On The Souls of Black Folk
Michael FowlerShare
The Souls of Black Folk may be the most important American book of its century, and it is also one of the most beautiful. Published in 1903, W. E. B. Du Bois's collection of essays is part sociology, part history, part memoir, part something closer to music, and it gave American thought a set of ideas and images that have never left it. To read it is to encounter a mind of extraordinary range insisting, at the dawn of the twentieth century, that the question of race was the question the country could not avoid.
Du Bois's most famous and most enduring idea is double consciousness, the peculiar experience, as he described it, of always seeing oneself through the eyes of others, of measuring one's soul by the tape of a world that looks on in contempt and pity. The Black American, he wrote, is born with a veil, gifted with second sight in this American world, a world that yields him no true self-consciousness but lets him see himself only through the revelation of the other world. He named the strain of being both American and Black in a country that treated the two as a contradiction, two souls, two warring ideals in one dark body, and the longing to be both without being cursed for either.

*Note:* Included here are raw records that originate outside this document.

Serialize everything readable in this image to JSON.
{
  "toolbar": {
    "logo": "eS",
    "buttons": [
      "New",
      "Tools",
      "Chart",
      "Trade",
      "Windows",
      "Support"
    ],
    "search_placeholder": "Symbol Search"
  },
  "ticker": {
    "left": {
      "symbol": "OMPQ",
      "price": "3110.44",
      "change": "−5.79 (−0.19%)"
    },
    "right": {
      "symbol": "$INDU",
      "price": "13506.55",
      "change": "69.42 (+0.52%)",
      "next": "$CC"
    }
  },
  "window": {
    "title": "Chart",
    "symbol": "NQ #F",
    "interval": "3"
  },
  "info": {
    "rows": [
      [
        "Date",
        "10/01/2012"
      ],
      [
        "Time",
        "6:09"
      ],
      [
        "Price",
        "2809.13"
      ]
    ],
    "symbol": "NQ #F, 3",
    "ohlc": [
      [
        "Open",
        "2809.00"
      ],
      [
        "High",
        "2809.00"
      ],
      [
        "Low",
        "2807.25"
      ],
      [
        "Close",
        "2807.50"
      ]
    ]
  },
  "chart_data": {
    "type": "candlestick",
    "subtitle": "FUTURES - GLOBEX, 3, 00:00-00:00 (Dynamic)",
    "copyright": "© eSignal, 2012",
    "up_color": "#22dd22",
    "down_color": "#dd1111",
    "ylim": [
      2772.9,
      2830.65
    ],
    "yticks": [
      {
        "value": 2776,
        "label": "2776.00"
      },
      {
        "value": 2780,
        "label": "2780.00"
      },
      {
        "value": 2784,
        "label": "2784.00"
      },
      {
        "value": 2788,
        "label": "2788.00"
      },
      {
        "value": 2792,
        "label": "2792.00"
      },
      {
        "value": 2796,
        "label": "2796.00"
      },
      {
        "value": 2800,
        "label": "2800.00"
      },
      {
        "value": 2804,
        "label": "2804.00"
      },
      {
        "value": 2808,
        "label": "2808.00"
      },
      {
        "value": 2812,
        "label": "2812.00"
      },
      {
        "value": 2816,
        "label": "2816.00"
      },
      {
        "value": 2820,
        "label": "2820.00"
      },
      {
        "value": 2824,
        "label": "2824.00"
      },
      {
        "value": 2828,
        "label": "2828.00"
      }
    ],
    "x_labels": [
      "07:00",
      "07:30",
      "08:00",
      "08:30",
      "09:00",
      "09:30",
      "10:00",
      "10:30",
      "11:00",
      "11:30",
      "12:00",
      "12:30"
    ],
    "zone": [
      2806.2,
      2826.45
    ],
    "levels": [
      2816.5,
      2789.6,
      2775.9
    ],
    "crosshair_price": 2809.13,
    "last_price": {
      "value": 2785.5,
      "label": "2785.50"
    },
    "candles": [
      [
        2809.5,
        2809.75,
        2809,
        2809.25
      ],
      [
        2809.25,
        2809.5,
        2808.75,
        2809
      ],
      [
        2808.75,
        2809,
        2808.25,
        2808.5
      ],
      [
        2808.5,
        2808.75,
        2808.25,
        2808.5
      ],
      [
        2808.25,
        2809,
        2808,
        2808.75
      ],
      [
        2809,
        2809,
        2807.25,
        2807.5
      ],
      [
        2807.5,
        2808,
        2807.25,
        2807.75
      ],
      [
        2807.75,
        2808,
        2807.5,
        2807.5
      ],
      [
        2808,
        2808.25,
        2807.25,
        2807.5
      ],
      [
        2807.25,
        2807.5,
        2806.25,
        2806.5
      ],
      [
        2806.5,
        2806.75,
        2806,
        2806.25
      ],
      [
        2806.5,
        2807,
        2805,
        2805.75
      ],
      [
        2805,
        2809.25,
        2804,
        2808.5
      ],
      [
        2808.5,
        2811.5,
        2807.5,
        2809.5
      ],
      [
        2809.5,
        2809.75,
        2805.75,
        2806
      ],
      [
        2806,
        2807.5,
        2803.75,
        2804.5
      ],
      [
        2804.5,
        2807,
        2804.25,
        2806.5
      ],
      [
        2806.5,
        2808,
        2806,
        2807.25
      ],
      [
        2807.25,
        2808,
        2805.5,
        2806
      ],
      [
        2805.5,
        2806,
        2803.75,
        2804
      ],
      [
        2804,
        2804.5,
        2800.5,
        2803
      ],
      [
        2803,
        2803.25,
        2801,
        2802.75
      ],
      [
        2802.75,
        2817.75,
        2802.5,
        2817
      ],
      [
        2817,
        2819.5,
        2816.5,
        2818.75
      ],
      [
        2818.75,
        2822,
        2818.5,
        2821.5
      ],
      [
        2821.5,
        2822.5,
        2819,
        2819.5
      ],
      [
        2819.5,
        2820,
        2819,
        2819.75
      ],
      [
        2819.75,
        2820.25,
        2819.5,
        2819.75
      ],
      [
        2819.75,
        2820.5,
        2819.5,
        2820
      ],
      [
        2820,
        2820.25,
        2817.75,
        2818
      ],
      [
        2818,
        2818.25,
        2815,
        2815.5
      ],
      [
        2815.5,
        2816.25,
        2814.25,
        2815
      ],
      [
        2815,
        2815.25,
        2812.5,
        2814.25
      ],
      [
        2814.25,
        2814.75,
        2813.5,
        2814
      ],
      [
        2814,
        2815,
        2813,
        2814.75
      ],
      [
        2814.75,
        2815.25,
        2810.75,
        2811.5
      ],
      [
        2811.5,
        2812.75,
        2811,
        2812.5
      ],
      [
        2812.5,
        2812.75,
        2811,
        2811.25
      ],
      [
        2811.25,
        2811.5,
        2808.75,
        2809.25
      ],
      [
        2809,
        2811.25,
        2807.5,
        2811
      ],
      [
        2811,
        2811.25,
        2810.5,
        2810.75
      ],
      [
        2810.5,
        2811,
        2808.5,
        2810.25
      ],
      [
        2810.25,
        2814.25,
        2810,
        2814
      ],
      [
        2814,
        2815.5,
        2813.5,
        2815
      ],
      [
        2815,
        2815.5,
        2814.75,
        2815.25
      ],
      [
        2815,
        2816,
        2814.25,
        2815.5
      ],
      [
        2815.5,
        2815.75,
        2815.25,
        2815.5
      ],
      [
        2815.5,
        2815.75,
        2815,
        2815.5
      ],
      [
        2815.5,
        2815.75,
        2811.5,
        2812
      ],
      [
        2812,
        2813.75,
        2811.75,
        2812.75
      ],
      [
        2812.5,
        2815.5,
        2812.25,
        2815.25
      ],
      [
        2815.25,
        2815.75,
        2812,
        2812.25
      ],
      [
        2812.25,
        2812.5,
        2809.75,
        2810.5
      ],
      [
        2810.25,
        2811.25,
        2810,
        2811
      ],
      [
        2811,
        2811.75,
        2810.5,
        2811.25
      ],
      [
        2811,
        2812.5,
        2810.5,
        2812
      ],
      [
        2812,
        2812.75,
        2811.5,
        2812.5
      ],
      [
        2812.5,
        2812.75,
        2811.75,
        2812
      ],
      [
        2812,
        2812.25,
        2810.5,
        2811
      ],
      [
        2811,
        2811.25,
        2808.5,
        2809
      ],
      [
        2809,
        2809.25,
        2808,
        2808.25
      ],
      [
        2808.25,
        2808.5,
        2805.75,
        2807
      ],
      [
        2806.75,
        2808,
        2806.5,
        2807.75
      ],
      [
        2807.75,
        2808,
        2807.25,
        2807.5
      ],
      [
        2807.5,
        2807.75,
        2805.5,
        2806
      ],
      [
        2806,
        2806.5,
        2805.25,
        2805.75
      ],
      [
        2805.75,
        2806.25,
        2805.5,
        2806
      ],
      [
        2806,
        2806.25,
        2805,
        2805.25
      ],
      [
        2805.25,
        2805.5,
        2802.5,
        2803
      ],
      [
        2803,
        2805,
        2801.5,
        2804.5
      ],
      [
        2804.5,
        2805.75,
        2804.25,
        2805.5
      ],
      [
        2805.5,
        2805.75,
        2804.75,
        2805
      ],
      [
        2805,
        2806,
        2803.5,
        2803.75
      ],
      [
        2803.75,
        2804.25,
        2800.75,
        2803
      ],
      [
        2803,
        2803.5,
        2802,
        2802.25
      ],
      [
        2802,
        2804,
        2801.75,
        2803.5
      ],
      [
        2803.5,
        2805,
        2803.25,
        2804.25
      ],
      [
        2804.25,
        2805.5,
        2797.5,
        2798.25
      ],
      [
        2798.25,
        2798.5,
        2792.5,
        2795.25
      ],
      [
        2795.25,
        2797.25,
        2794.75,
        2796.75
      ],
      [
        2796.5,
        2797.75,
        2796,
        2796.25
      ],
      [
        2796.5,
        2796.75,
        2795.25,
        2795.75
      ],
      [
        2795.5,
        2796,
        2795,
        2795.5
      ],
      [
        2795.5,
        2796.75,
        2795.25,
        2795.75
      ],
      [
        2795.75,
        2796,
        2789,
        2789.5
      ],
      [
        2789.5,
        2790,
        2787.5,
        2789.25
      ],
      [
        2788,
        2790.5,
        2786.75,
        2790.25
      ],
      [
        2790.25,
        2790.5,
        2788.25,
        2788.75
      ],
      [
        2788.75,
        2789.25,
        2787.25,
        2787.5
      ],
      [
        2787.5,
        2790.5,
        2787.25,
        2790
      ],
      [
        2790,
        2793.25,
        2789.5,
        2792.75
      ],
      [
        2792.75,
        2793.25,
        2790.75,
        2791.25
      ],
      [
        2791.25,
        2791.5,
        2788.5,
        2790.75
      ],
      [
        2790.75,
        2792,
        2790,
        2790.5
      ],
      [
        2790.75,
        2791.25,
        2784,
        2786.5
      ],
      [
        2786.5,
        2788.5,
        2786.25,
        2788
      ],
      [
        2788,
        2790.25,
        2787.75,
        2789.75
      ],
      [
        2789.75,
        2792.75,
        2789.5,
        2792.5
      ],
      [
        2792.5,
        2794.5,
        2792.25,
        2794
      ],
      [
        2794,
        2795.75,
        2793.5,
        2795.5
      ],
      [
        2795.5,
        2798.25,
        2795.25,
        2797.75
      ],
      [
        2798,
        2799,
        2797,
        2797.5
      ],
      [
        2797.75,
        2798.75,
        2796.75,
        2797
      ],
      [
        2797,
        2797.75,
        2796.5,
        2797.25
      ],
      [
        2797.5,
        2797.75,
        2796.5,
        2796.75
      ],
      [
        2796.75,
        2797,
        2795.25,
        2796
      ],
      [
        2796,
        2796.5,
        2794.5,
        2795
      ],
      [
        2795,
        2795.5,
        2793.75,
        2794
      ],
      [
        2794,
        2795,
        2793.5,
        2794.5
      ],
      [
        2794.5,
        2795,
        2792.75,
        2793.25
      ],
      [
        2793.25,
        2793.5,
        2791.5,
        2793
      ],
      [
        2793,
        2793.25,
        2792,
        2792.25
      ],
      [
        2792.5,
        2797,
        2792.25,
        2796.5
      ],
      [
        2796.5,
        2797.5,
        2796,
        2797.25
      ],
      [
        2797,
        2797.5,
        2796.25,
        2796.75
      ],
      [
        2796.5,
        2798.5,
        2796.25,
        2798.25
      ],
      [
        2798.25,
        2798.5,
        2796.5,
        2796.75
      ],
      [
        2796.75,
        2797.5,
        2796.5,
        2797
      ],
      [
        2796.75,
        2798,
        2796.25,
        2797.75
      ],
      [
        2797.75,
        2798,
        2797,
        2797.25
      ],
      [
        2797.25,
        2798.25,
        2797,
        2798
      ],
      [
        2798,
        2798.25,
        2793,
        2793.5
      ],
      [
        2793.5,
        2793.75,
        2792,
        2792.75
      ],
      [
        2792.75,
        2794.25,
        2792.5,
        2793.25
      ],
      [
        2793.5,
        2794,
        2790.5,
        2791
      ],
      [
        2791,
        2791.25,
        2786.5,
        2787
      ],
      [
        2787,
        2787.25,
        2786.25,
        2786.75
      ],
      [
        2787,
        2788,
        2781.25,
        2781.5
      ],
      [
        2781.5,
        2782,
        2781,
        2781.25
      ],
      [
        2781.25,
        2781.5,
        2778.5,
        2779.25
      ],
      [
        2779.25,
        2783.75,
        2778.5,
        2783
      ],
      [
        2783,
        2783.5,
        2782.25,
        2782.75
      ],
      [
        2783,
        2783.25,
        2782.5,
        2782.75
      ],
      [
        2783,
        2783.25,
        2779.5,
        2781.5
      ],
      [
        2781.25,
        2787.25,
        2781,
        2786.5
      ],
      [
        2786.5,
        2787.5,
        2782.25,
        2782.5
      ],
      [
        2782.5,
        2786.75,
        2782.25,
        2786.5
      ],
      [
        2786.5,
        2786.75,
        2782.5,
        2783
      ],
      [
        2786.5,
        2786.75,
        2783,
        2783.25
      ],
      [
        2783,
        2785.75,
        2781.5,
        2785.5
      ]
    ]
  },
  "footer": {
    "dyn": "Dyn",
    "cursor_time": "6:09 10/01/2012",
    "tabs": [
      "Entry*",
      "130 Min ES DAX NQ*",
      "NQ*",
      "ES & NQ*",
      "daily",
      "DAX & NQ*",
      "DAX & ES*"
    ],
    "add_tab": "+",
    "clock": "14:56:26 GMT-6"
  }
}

The phrase has traveled far beyond its origin because it named something real and durable about identity under conditions of contempt, the doubled awareness of those who must constantly see themselves as the dominant culture sees them. It is one of the genuinely original contributions of American thought, and it came from this book.
The Souls of Black Folk also contains Du Bois's careful, respectful, and firm break with Booker T. Washington, whose accommodationist program, also on these shelves in Up From Slavery, urged Black Americans to focus on vocational self-improvement and economic progress while accepting, for the time, political and social subordination. Du Bois argued that this bargain conceded too much, that without the vote, without higher education, without insistence on full civil and political rights, economic progress alone would leave Black Americans permanently subordinate. He called instead for the cultivation of what he termed the Talented Tenth and for an uncompromising demand for full citizenship.
That disagreement defined a generation of argument about strategy, and reading the two books together, Du Bois and Washington, is the best way to understand the stakes. Du Bois belongs in a library of the republic because he insisted, more eloquently than anyone of his time, that the promise of American democracy was unfinished as long as it excluded the people this book speaks for, and because he wrote that insistence into prose of lasting power.
The full text is public domain and freely available. Read the opening essay for the idea of double consciousness and the meaning of the veil, and the chapter on Washington for the great strategic debate, then let the rest, including the extraordinary writing on the sorrow songs, carry you.